High Fidelity by Nick Hornby
High Fidelity will forever and always be my go-to post-breakup read. It's narrated by Rob, a record store owner and pop music lover whose girlfriend leaves him for the guy upstairs. Rob is somehow both cynical and optimistic, and processes everything going on in his thirtysomething life by creating top five lists, dating a too-cool indie singer, and analyzing past relationships. In the end, it's optimistic — making it the perfect love story for skeptics.
Little Man, What Now? by Hans Fallada
Many new marriages are hard — but imagine getting through your first few years while simultaneously struggling to survive the German economic collapse just before the rise of Hitler. Little Man, What Now? is an inspirational story that shows the power in unconditional, old-fashioned love.
The Rosie Project by Graeme Simsion
Don is a genetics professor who's decided (quite scientifically) that he's ready to find a wife. He designs "The Wife Project," a thorough survey that filters out of all his "deal breaker" partners (smokers, flakes, etc.), and finds Rosie, who has all of these qualities. They work together to create a similar survey to help Rosie find her biological father, and become closer than either of them expected.
Pride and Prejudice by Jane Austin
I couldn't not include some Jane Austin on this list. The story of five unmarried daughters and two high status bachelors who just moved in nearby, Pride and Prejudice is a prime example of an unconventional romance that, in many ways, has remained relevant for more than 200 years.

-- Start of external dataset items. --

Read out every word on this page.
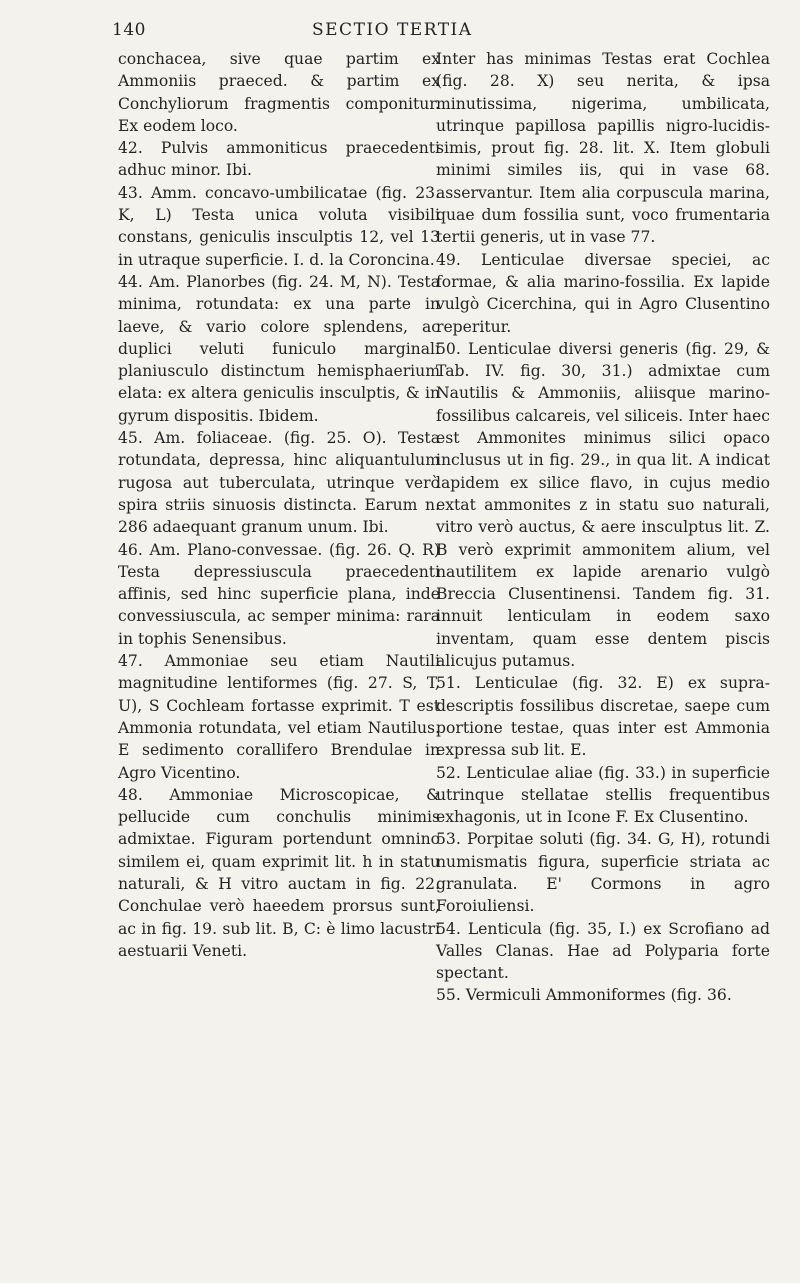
140	SECTIO TERTIA

conchacea, sive quae partim ex Ammoniis praeced. & partim ex Conchyliorum fragmentis componitur. Ex eodem loco.

42. Pulvis ammoniticus praecedenti adhuc minor. Ibi.

43. Amm. concavo-umbilicatae (fig. 23. K, L) Testa unica voluta visibili constans, geniculis insculptis 12, vel 13 in utraque superficie. I. d. la Coroncina.

44. Am. Planorbes (fig. 24. M, N). Testa minima, rotundata: ex una parte in laeve, & vario colore splendens, ac duplici veluti funiculo marginali planiusculo distinctum hemisphaerium elata: ex altera geniculis insculptis, & in gyrum dispositis. Ibidem.

45. Am. foliaceae. (fig. 25. O). Testa rotundata, depressa, hinc aliquantulum rugosa aut tuberculata, utrinque verò spira striis sinuosis distincta. Earum n. 286 adaequant granum unum. Ibi.

46. Am. Plano-convessae. (fig. 26. Q. R) Testa depressiuscula praecedenti affinis, sed hinc superficie plana, inde convessiuscula, ac semper minima: rara in tophis Senensibus.

47. Ammoniae seu etiam Nautili magnitudine lentiformes (fig. 27. S, T, U), S Cochleam fortasse exprimit. T est Ammonia rotundata, vel etiam Nautilus. E sedimento corallifero Brendulae in Agro Vicentino.

48. Ammoniae Microscopicae, & pellucide cum conchulis minimis admixtae. Figuram portendunt omnino similem ei, quam exprimit lit. h in statu naturali, & H vitro auctam in fig. 22. Conchulae verò haeedem prorsus sunt, ac in fig. 19. sub lit. B, C: è limo lacustri aestuarii Veneti.

Inter has minimas Testas erat Cochlea (fig. 28. X) seu nerita, & ipsa minutissima, nigerima, umbilicata, utrinque papillosa papillis nigro-lucidis-simis, prout fig. 28. lit. X. Item globuli minimi similes iis, qui in vase 68. asservantur. Item alia corpuscula marina, quae dum fossilia sunt, voco frumentaria tertii generis, ut in vase 77.

49. Lenticulae diversae speciei, ac formae, & alia marino-fossilia. Ex lapide vulgò Cicerchina, qui in Agro Clusentino reperitur.

50. Lenticulae diversi generis (fig. 29, & Tab. IV. fig. 30, 31.) admixtae cum Nautilis & Ammoniis, aliisque marino-fossilibus calcareis, vel siliceis. Inter haec est Ammonites minimus silici opaco inclusus ut in fig. 29., in qua lit. A indicat lapidem ex silice flavo, in cujus medio extat ammonites z in statu suo naturali, vitro verò auctus, & aere insculptus lit. Z. B verò exprimit ammonitem alium, vel nautilitem ex lapide arenario vulgò Breccia Clusentinensi. Tandem fig. 31. innuit lenticulam in eodem saxo inventam, quam esse dentem piscis alicujus putamus.

51. Lenticulae (fig. 32. E) ex supra-descriptis fossilibus discretae, saepe cum portione testae, quas inter est Ammonia expressa sub lit. E.

52. Lenticulae aliae (fig. 33.) in superficie utrinque stellatae stellis frequentibus exhagonis, ut in Icone F. Ex Clusentino.

53. Porpitae soluti (fig. 34. G, H), rotundi numismatis figura, superficie striata ac granulata. E' Cormons in agro Foroiuliensi.

54. Lenticula (fig. 35, I.) ex Scrofiano ad Valles Clanas. Hae ad Polyparia forte spectant.

55. Vermiculi Ammoniformes (fig. 36.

Norweigan Wood by Haruki Marukami
Above all, Haruki Murakami's Norweigan Wood is a story of difficult, frustrated love. It follows Toru and Naoko, who have grown closer since the death of their mutual friend Kizuki. As Toru goes to school and adapts to loneliness and isolation, Naoki has the opposite reaction — she struggles and gets trapped in her own mental state. It's a beautiful, poignant story of coming-of-age hopeless romantic love.